Banks like the ICICI are finding it difficult to penetrate this non-prime market and the number of defaulters are on the increase hence forcing the bank to remove the loan options for this sector. The recovery agents can only push the borrowers so much and anything more can bring in criticisim for the bank’s reputation.

In India, a borrower, once a defaulter is considered always a defaulter. Banks are generally skeptical to lend to borrowers with a poor credit history and even with security it can still be difficult. Hence indiscriminate lending and continous defaulting seems a distant possibility in India, which alone can cause a sub-prime mortgage crisis.

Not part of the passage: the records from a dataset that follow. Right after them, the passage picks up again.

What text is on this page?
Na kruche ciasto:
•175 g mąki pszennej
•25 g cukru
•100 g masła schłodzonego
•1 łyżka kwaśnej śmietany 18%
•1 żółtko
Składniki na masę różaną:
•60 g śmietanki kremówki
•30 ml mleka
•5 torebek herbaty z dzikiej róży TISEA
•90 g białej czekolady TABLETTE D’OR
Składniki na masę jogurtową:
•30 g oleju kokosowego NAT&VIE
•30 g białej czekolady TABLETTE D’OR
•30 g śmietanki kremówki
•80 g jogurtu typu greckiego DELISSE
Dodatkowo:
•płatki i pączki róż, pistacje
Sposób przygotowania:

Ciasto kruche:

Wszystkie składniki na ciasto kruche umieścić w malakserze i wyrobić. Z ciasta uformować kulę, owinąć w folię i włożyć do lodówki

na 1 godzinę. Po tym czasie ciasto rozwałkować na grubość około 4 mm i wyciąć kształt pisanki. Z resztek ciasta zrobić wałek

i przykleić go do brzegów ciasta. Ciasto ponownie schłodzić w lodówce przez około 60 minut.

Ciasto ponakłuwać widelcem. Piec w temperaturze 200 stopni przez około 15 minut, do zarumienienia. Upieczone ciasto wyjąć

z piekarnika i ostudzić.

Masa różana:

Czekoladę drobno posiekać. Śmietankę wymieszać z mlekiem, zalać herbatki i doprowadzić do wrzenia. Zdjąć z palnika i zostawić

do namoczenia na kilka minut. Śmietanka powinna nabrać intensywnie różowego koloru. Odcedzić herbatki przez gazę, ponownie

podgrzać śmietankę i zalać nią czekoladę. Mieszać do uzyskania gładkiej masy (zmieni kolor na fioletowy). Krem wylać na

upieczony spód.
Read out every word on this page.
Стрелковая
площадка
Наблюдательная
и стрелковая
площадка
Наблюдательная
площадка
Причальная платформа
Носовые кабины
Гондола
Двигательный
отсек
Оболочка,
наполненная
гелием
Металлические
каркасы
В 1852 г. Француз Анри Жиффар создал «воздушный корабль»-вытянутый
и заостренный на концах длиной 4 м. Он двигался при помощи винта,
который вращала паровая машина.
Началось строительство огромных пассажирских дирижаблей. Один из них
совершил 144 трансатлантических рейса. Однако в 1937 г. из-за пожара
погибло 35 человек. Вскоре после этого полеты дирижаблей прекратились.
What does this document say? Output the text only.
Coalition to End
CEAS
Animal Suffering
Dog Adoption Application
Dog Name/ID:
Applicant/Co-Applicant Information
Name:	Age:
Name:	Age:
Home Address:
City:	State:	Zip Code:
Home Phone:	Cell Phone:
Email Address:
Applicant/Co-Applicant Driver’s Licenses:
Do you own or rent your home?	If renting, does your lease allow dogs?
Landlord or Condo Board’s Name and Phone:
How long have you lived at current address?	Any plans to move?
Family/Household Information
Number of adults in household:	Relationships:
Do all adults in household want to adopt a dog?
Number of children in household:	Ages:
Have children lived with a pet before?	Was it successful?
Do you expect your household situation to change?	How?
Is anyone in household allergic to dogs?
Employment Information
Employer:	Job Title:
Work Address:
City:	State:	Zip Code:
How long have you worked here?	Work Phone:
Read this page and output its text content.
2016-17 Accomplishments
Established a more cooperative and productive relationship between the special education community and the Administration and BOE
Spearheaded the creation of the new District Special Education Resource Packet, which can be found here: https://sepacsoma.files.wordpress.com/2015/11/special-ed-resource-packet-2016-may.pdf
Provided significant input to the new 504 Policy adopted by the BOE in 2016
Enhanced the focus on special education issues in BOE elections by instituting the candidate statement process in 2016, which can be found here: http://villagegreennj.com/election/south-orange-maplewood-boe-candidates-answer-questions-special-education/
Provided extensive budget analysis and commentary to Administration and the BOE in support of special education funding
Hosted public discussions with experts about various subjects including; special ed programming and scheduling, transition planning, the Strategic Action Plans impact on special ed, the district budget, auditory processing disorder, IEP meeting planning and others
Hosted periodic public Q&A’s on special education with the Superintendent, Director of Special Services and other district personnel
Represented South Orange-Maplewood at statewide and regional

8 Responses to “The US Sub-prime mortgage crisis and impact on India”  

  1. 1 Adarsh

    I have been surfing information on sub-prime mortgage crisis. I found your article very lucid and simple to understand. Thanks.

  2. 2 P.K.Venkatachalam

    Dearm sir,

    Kindly let me know more about Reverse able pludging

  3. 3 karan nangla

    i am a law student in second year…can u please explain me in more lucid way?

  4. 4 Rohan

    It is good article to have a basic knowledge of Sub prime Mortagage. it would eb helpful to provide links to have a deeper understanding.

  5. 5 Nimish Adani

    @P K Venkatachalam,

    What exactly would you like to know? Please be more specific.

    @Karan,

    We have tried to be as lucid as possible. If you’d like a more lucid explanation, then I’d suggest that you do a bit of Googling on the terms that you are not able to understand. :-)

  6. 6 prateek

    well, very gud article,i lyk da way evrythins explained…a small query, i heard last week dat our govt has given a waver of Rs 60,000cr 2 farmers endin all dere debts in budget-08,so wont it lead india 2 dis crisis???….banks ll giv money 2 dem widout lukin in2 dere credit history!!…

  7. 7 Priyankar

    But where is the part which explains the impact of US sub - prime crisis in India??

  8. 8 Nimish Adani

    @Prateek,

    It’s impossible to answer your question without a flavour of politics. Yes, any waiver or subsidy will affect the budget available to the Government for other measures. But that does not imply that banks will give them money blindly. At least the non-state-owned banks are smart enough to take the Government’s waivers into account before reaching out to this segment.

    @Priyankar,

    The last paragraph is where you need to look. :-) We have not attempted a detailed analysis but tried to explain it from a lay perspective. Maybe you could look up other online business publications for a more detailed analysis of the impact of the sub-prime mortgage crisis on India.